Note that the first model is for times above 12, the second model is for times between 6 and 12 and the third model is for times lower than 6. If there is a branch that crosses an epoch boundary, say from 5 to 8, it uses the third model for the part from 5 to 6, and the second model for the part from 6 to 8.

What is left is setting up the substitution model parameters, here the kappa parameter, which need to be

  • part of the state
  • get a prior
  • have operators
  • part of the trace log
It is probably easiest to search for kappa from the start of the file, copy the relevant part for kappa and frequencies and rename the id to match that in the ids in the model elements.

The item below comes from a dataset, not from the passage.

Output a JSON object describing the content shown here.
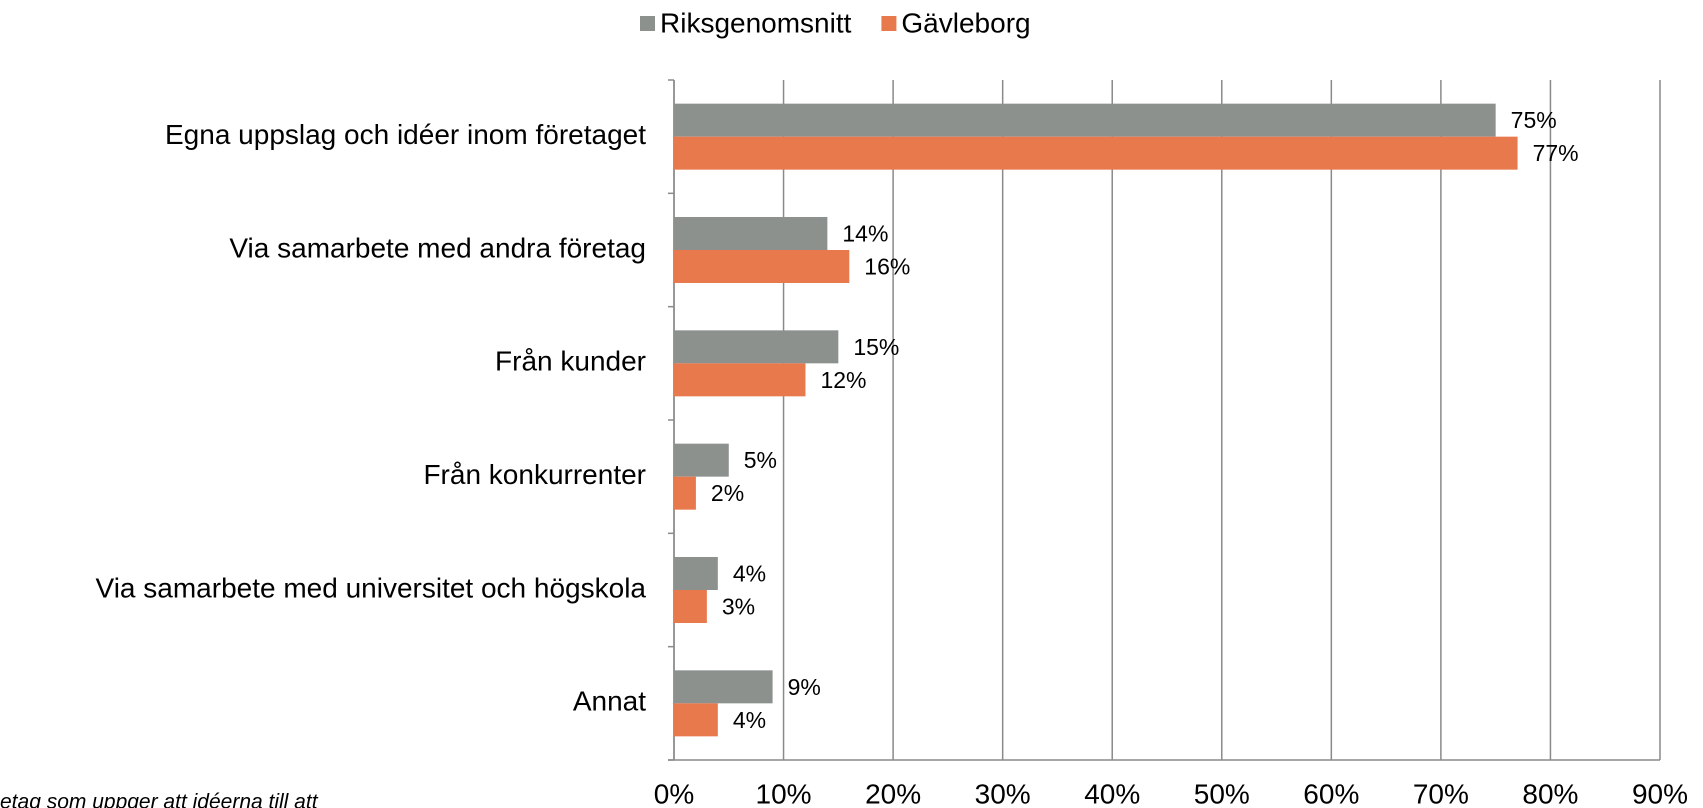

The state should contain something like this:

<parameter id="kappa.s:dna" lower="0.0" name="stateNode">2.0</parameter>
<parameter id="kappa2.s:dna" lower="0.0" name="stateNode">2.0</parameter>
<parameter id="kappa3.s:dna" lower="0.0" name="stateNode">2.0</parameter>

The prior should contain something like this:

<prior id="KappaPrior.s:dna" name="distribution" x="@kappa.s:dna">
    <LogNormal id="LogNormalDistributionModel.0" name="distr">
        <parameter id="RealParameter.1" estimate="false" name="M">1.0</parameter>
        <parameter id="RealParameter.2" estimate="false" name="S">1.25</parameter>
    </LogNormal>
</prior>
<prior id="KappaPrior2.s:dna" name="distribution" x="@kappa2.s:dna" distr="@LogNormalDistributionModel.0"/>
<prior id="KappaPrior3.s:dna" name="distribution" x="@kappa3.s:dna" distr="@LogNormalDistributionModel.0"/>

The operators should contain entries like this:

<operator id="KappaScaler.s:dna" spec="ScaleOperator" parameter="@kappa.s:dna" scaleFactor="0.5" weight="0.1"/>
<operator id="KappaScaler2.s:dna" spec="ScaleOperator" parameter="@kappa2.s:dna" scaleFactor="0.5" weight="0.1"/>
<operator id="KappaScaler3.s:dna" spec="ScaleOperator" parameter="@kappa3.s:dna" scaleFactor="0.5" weight="0.1"/>

The trace logger should contain entries like this:

<log idref="kappa.s:dna"/>
<log idref="kappa2.s:dna"/>
<log idref="kappa3.s:dna"/>

After running the XML in BEAST, you can tell see how different epochs have different substitution model processes by inspecting the trace log in Tracer.

Trouble shooting

At the start, BEAST may report a null-pointer exception like so:
java.lang.NullPointerException
	at beast.evolution.likelihood.BeagleTreeLikelihood.setUpSubstModel(Unknown Source)
	at beast.evolution.likelihood.BeagleTreeLikelihood.initialize(Unknown Source)
    ...
Epoch substitution models do not work with BEAGLE (yet), so you need to run without BEAGLE. However, if you do run with BEAGLE, the above error will appear, after which BEAST falls back to the java implementation of Felsenstein's pruning algorithm.

Reference

Ayres, Daniel L., et al. "BEAGLE: an application programming interface and high-performance computing library for statistical phylogenetics." Systematic biology 61.1 (2011): 170-173.

F. Bielejec, P. Lemey, G. Baele, A. Rambaut, and M. A. Suchard. Inferring heterogeneous evolutionary processes through time: from sequence substitution to phylogeography. Systematic Biology 63(4):493–504, 2014.